Mais cela étant, en réfléchissant une petite minute, une chose paraît évidente à la vision de Beowulf : aujourd'hui, il semble clair que le réalisateur de Contact et d'Apparences n'a plus besoin (envie ?) de prouver quoique ce soit. Et qui pourrait le lui reprocher ? Cet homme a offert à deux décennies de spectateurs des films inoubliables qui les ont marqués à jamais (Forrest Gump, Retour vers le futur, Roger Rabbit). Il est une des influences majeures de toute une nouvelle génération de cinéastes. Il a fait évoluer d'une manière incomparable les effets spéciaux modernes. Il est à l'origine de la performance capture, qui pourrait bien être une nouvelle forme de cinéma dans les années à venir.
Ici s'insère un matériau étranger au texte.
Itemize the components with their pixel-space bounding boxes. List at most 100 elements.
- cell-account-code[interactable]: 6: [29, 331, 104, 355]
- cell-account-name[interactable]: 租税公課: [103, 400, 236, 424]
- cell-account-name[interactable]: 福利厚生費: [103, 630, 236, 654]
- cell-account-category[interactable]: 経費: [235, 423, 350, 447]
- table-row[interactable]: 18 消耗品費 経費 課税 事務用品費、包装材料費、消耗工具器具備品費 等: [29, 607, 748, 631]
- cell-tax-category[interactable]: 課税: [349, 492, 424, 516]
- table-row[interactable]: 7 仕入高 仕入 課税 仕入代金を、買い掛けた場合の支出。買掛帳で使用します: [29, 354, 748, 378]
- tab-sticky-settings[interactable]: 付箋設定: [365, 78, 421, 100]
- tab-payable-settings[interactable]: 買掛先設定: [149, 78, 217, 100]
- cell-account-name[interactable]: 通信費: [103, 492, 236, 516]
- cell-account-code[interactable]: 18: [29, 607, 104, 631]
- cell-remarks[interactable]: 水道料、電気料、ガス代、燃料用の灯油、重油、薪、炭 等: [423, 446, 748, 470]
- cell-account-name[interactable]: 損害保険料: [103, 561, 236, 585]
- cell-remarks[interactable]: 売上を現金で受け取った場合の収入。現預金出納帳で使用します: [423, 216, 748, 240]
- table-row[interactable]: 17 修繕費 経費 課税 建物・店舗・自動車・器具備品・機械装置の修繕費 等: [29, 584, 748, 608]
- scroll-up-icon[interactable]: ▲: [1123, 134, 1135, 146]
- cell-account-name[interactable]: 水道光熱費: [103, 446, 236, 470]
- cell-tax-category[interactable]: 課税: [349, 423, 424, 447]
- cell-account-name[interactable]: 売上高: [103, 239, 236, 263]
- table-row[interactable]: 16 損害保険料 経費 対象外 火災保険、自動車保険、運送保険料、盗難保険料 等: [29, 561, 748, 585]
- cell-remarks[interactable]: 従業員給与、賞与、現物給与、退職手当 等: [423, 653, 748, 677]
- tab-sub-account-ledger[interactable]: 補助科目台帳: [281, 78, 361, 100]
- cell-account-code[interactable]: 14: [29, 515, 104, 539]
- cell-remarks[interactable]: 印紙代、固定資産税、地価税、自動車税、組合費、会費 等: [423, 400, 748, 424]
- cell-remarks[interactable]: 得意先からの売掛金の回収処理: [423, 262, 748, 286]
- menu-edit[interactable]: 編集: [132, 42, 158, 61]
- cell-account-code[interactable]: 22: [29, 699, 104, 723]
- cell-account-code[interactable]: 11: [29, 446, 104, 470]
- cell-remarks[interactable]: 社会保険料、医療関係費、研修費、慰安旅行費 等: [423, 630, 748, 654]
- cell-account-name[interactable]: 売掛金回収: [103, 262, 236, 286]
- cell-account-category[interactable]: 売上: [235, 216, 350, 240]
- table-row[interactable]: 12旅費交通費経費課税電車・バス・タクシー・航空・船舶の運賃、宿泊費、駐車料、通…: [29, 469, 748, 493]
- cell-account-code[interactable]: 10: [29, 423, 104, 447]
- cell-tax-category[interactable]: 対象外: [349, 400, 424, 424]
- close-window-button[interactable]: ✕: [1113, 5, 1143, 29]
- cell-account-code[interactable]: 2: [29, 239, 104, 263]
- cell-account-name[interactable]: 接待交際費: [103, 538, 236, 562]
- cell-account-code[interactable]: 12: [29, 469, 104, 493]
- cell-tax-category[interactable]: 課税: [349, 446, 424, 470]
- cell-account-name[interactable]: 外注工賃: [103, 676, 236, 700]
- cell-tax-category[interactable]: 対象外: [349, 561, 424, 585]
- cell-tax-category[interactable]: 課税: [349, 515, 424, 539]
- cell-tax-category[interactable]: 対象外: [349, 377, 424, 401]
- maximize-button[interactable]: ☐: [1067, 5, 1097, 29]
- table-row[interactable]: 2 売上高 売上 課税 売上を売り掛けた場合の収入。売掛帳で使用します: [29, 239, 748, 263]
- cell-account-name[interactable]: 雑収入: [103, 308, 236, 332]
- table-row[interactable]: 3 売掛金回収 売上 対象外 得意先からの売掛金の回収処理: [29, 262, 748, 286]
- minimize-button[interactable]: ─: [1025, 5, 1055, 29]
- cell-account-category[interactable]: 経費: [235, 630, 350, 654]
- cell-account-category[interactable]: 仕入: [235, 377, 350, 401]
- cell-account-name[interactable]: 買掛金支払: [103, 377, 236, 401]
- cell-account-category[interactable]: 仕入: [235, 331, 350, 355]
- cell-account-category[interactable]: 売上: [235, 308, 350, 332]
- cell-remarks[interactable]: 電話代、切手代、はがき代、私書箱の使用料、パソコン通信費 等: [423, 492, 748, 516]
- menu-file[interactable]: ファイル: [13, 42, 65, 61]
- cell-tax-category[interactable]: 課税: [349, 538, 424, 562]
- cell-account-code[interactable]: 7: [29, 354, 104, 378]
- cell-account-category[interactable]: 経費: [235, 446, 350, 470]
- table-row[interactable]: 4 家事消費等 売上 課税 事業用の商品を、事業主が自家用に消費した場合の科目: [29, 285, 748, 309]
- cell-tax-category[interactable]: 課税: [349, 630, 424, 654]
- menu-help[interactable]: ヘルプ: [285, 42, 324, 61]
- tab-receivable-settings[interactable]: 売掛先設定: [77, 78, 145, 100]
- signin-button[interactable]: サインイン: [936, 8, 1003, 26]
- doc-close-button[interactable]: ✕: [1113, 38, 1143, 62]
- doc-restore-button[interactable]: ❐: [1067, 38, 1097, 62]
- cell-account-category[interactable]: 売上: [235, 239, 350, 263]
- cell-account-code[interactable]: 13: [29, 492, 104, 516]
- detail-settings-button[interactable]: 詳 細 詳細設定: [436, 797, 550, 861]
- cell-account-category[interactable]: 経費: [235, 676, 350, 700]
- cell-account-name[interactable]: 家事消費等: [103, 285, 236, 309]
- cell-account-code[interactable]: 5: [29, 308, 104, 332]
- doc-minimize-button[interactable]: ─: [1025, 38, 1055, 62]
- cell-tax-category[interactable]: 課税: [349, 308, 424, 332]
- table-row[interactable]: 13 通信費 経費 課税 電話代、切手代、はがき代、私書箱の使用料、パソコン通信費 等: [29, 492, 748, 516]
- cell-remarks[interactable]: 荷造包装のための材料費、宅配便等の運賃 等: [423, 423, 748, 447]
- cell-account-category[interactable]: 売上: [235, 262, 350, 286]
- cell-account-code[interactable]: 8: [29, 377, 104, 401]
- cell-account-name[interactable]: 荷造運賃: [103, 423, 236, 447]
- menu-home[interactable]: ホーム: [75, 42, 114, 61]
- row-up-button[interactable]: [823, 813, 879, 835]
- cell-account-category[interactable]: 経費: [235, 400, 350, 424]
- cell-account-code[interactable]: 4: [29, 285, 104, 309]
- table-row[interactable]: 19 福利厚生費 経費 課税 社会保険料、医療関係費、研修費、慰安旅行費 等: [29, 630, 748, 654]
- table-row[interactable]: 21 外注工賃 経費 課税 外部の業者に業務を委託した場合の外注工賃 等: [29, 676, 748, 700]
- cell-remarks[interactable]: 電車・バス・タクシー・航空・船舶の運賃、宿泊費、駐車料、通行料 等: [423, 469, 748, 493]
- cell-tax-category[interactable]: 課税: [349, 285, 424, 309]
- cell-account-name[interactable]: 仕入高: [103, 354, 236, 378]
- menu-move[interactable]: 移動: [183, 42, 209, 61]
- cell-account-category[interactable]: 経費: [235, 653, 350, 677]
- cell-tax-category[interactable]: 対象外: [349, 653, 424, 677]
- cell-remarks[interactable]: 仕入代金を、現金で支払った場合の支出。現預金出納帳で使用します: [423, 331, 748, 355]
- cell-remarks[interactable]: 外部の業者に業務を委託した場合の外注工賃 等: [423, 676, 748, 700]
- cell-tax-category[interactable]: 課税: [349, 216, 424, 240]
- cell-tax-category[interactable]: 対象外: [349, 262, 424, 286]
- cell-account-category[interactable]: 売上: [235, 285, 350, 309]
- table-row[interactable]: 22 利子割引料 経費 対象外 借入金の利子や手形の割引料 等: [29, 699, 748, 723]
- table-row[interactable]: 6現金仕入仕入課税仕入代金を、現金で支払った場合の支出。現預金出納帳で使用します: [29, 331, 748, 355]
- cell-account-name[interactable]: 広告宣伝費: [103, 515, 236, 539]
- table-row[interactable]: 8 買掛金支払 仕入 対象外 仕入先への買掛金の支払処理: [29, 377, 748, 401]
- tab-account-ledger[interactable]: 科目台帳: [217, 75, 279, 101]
Aujourd'hui, à l'instar d'un Cameron qui passe plus de temps à faire construire des caméras 3D pour filmer des épaves à 4000m de profondeur, Robert Zemeckis cherche à faire évoluer son art. Il a choisi de la faire avec des fonds verts et derrière des ordinateurs, pour supprimer les contraintes de tournage, pour rendre la caméra omnisciente, pour offrir aux comédiens une nouvelle expérience de jeu et au spectateur une nouvelle forme de cinéma. Qui peut en dire autant aujourd'hui ? Et même si la technique qu'il utilise n'est pas tout à fait au point, il continuera et finira par arriver à son but. Et s'il n'y arrive pas personnellement, tant pis, il aura ouvert la voie à d'autres (par exemple Gil Kenan, réalisateur de Monster House, LE film d'animation de 2006). Qu'il continue sur sa lancée (ce qu'il fait d'ailleurs avec son prochain métrage, A Christmas Carol), et lorsque les films en performance capture - comme les films d'animations qui étaient tant décriés au début avant de devenir des incontournables - auront gagné leurs lettres de noblesse (avec Avatar de Cameron par exemple) Zemeckis aura une nouvelle fois gagné son pari et pourra inventer autre chose.